Nascido em Rancharia (SP), Otávio ingressou ainda jovem no Partido Comunista, em 1955. Nessa época, ele morava em São Paulo e atuava como militante em sindicatos operários. Quando os militares alcançaram o poder, em 1964, foi recrutado por Carlos Marighella para a luta armada contra o regime. Junto com o líder da ANL, viajou para Cuba, em 1967, onde recebeu treinamento de guerrilha.

Otávio afirma que foi uma das últimas pessoas a ter contato com Marighella, morto em 1969. "Nos encontramos numa padaria, no bairro do Tatuapé, em São Paulo, por volta das 20 horas. Pouco depois veio a notícia de que ele havia morrido", recorda.

Depois da morte de Marighella, Otávio acabou preso e torturado. Mas no dia 14 de março de 1970 integrou um grupo de cinco presos políticos trocados pelo cônsul japonês Nobuo Okuchi, que havia sido seqüestrado pela ANL.

Foi banido para o México, onde ficou apenas dois meses, seguindo depois para Cuba. Na ilha de Fidel Castro, conseguiu documentos falsos e voltou ao Brasil cerca de um ano depois, já como militante do Movimento de Libertação Popular (Molipo) e disposto a retomar a guerrilha contra o governo militar. Mas depois de se estabelecer na capital mineira, o ex-guerrilheiro viu frustradas suas tentativas de reencontrar antigos companheiros. A opção foi trabalhar como pedreiro e atuar no Sindicato da Construção Civil de Belo Horizonte. "Minha intenção, como sempre, era fazer atividade política. Eu nunca dissociei atividade política de atividade armada".

História secreta

Durante seis anos, andava armado para as "eventualidades". Nesse período, casou-se e teve filhos. Otávio sustentou sua história secreta mesmo após a redemocratização do País e afirma que não tomou conhecimento do processo de anistia.

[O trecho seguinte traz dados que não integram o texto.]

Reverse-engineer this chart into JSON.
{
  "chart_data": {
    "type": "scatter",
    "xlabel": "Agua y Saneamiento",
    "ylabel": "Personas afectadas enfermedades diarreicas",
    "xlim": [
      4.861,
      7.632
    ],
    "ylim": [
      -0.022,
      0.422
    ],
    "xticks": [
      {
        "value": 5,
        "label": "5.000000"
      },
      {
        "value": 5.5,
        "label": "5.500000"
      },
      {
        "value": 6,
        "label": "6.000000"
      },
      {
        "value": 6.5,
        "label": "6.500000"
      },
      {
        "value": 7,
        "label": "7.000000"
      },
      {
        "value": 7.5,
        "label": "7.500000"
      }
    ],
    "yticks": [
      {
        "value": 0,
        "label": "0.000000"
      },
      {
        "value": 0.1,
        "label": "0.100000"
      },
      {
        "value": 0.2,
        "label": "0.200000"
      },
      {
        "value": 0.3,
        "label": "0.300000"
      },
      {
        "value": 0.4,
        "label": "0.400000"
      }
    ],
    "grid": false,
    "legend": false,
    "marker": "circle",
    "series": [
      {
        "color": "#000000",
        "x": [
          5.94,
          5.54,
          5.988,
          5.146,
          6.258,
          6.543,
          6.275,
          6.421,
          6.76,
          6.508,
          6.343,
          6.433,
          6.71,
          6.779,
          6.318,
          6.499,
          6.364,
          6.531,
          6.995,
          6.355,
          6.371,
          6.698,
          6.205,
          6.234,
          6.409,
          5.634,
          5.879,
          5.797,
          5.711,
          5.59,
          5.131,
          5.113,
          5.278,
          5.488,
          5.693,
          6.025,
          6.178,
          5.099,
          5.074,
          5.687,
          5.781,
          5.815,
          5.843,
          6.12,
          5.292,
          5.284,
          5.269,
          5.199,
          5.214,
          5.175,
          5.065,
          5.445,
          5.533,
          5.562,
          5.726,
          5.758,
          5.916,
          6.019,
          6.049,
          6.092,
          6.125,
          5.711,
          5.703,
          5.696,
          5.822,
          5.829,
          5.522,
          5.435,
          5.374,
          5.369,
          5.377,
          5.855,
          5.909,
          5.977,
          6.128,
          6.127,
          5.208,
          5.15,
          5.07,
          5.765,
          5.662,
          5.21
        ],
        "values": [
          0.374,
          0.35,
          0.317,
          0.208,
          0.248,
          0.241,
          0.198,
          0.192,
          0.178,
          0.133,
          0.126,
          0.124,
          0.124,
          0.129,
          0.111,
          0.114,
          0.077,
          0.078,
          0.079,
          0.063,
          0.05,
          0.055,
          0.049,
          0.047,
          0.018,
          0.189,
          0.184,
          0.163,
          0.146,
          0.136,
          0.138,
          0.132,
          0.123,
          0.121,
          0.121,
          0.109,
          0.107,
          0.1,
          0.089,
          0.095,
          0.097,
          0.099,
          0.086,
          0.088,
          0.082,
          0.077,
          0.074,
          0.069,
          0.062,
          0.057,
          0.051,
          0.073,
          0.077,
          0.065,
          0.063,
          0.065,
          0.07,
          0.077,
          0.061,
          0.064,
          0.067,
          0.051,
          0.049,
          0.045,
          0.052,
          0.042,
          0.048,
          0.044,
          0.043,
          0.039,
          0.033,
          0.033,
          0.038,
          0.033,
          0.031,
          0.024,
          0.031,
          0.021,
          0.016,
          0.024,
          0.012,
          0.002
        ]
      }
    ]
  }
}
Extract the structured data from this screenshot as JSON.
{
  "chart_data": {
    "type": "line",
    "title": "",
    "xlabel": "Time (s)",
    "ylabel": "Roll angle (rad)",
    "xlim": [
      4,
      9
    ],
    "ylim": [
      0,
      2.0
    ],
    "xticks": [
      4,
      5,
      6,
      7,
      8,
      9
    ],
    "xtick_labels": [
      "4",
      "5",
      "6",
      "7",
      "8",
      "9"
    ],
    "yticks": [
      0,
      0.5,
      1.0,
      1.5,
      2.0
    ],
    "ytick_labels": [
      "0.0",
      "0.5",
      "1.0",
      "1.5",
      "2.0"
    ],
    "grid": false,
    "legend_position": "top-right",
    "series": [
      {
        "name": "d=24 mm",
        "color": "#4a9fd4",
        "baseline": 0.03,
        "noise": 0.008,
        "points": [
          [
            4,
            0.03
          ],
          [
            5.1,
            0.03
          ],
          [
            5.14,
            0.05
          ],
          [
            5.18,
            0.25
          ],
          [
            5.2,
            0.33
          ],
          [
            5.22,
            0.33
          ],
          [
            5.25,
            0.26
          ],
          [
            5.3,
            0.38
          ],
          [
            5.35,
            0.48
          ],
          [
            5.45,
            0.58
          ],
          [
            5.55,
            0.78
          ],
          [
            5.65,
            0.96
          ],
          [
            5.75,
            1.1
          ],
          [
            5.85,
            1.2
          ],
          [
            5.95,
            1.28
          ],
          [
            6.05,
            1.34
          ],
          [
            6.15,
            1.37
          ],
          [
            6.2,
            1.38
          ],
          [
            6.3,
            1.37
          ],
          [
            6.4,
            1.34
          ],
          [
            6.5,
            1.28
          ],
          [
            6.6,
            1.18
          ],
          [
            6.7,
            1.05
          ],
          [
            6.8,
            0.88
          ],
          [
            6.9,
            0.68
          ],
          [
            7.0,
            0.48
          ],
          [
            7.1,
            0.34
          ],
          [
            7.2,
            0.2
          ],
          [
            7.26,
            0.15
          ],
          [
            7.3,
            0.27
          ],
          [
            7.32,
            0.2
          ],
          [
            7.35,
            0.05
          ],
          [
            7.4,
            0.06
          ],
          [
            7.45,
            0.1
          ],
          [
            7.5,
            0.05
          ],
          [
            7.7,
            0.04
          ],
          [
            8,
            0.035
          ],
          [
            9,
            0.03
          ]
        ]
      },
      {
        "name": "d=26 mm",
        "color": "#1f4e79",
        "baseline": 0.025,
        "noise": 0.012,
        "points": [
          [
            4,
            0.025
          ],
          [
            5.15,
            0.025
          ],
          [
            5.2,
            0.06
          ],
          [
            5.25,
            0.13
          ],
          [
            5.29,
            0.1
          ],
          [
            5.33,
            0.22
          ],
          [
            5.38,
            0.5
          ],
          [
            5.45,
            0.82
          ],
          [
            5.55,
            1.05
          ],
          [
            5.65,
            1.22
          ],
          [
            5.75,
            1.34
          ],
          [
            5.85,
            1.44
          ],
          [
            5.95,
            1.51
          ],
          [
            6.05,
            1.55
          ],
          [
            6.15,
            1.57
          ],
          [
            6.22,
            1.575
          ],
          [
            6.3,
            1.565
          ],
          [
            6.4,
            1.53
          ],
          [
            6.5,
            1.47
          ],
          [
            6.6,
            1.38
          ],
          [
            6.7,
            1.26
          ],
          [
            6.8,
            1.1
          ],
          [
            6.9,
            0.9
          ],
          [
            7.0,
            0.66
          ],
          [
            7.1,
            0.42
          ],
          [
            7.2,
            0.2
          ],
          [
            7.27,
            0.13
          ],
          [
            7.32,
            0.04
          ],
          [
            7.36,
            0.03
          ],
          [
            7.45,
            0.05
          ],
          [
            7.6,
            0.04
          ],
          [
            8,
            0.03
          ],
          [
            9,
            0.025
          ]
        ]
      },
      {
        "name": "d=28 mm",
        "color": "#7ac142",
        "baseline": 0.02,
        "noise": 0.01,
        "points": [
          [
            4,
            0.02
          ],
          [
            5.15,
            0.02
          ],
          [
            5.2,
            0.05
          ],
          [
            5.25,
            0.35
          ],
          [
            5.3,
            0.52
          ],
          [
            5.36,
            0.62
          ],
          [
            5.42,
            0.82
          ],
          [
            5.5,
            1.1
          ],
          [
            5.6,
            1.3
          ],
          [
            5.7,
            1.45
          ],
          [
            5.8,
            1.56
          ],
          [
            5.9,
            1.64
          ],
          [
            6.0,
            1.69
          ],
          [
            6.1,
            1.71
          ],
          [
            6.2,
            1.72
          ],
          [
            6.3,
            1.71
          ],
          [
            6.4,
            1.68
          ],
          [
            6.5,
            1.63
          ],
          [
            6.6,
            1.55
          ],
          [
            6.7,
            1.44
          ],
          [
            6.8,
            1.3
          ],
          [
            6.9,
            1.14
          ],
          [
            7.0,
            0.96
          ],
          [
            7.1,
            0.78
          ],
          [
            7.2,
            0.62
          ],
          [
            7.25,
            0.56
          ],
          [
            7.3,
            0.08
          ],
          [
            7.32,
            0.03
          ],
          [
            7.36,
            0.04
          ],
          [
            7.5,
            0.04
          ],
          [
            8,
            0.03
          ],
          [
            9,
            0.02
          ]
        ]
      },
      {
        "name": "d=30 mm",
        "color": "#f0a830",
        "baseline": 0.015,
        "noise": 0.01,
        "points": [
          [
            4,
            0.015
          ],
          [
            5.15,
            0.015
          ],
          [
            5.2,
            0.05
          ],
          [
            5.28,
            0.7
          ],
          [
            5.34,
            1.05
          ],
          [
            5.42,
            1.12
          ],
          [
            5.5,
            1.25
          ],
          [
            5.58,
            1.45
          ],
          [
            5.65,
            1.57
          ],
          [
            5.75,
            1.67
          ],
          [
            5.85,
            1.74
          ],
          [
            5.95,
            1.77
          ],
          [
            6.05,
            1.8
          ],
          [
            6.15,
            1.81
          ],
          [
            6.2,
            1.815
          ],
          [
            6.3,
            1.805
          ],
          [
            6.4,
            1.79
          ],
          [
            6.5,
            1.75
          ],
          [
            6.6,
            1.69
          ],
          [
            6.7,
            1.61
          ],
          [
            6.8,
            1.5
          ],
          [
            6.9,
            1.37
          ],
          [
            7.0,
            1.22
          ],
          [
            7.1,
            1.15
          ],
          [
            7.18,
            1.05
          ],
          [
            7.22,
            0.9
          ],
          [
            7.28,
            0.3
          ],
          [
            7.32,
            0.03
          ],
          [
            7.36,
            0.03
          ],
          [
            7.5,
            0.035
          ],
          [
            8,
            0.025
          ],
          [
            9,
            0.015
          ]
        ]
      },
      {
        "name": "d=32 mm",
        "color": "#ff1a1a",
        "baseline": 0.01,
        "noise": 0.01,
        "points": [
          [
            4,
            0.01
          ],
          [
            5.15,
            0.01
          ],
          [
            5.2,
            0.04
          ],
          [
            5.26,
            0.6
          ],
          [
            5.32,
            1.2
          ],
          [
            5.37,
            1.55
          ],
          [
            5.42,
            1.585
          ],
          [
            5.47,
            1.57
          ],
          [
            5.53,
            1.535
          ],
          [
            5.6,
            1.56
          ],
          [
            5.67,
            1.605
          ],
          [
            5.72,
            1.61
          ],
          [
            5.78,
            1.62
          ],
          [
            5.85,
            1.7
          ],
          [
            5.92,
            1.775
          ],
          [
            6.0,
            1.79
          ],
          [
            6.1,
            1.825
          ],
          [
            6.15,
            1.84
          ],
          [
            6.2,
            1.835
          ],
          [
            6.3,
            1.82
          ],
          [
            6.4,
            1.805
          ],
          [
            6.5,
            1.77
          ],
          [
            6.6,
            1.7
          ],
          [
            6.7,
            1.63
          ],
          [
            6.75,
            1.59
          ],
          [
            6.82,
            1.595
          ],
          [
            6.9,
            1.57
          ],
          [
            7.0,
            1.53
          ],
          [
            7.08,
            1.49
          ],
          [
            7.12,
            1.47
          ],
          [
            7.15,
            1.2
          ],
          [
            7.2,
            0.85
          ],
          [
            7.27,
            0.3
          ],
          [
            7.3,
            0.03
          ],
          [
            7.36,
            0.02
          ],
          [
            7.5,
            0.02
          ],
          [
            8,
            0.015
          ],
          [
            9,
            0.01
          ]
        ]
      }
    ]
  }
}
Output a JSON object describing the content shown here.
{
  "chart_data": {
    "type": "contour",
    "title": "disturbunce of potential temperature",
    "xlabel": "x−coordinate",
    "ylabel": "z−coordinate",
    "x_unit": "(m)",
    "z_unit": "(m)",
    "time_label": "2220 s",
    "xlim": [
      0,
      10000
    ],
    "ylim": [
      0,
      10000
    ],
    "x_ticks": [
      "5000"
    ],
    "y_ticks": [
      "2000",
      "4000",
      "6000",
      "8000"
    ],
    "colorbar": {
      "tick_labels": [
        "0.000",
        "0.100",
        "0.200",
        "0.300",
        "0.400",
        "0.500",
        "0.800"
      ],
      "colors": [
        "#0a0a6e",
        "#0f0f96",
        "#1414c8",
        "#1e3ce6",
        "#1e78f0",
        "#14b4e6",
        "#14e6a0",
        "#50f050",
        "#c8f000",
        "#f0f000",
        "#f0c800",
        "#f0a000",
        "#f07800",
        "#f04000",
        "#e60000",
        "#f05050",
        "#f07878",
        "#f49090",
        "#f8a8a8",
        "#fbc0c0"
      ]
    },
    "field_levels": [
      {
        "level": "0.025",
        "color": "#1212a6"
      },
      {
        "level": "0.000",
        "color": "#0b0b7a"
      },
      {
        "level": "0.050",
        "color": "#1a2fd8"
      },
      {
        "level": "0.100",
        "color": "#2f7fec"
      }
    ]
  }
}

Com a identidade falsa, formou-se em História pela Universidade Federal de Minas Gerais (UFMG) e recebe uma aposentadoria de técnico de nível médio do Estado. O advogado de Otávio, Willian dos Santos, afirma que a Lei da Anistia permite que seu cliente mantenha a identidade adotada durante a clandestinidade.

A esposa Zilda só consegue chamá-lo de "Tonho". Otávio não anda mais armado, mas continua acompanhando a política. Se define como marxista e costuma ser crítico em relação ao governo do presidente Luiz Inácio Lula da Silva. "Apesar de eu votar no PT, nunca tive muita ilusão", observou.

"Meu objetivo agora é acelerar o processo (de indenização), não só o meu, mas também o de busca dos desaparecidos. É uma memória que se perde, como se não tivesse acontecido".

O presidente da Comissão de Direitos Humanos da Assembléia de Minas, deputado Durval Ângelo (PT), informou que próxima segunda-feira será lançado, em Belo Horizonte, um projeto de coleta de material genético de familiares de desaparecidos políticos mineiros. O objetivo é formar um banco de DNA dos familiares para auxiliar na identificação dos desaparecidos.

Observação do site: Otávio Ângelo era o armeiro da Aliança Libertadora Nacional - ALN
Sua irmã, Tereza Ângelo - da Vanguarda popular Revolucionária( VPR) -, participou dos seqüestros do  embaixador da Alemanha (1969) e do embaixador suiço (1970)
Tereza, por sua vez, era dada por muitos como morta na Argentina nos anos 70, como no livro Mulheres que foram à luta armada, do jornalista Luiz Maklouf.(ISTO É - Independente -12/09/2001)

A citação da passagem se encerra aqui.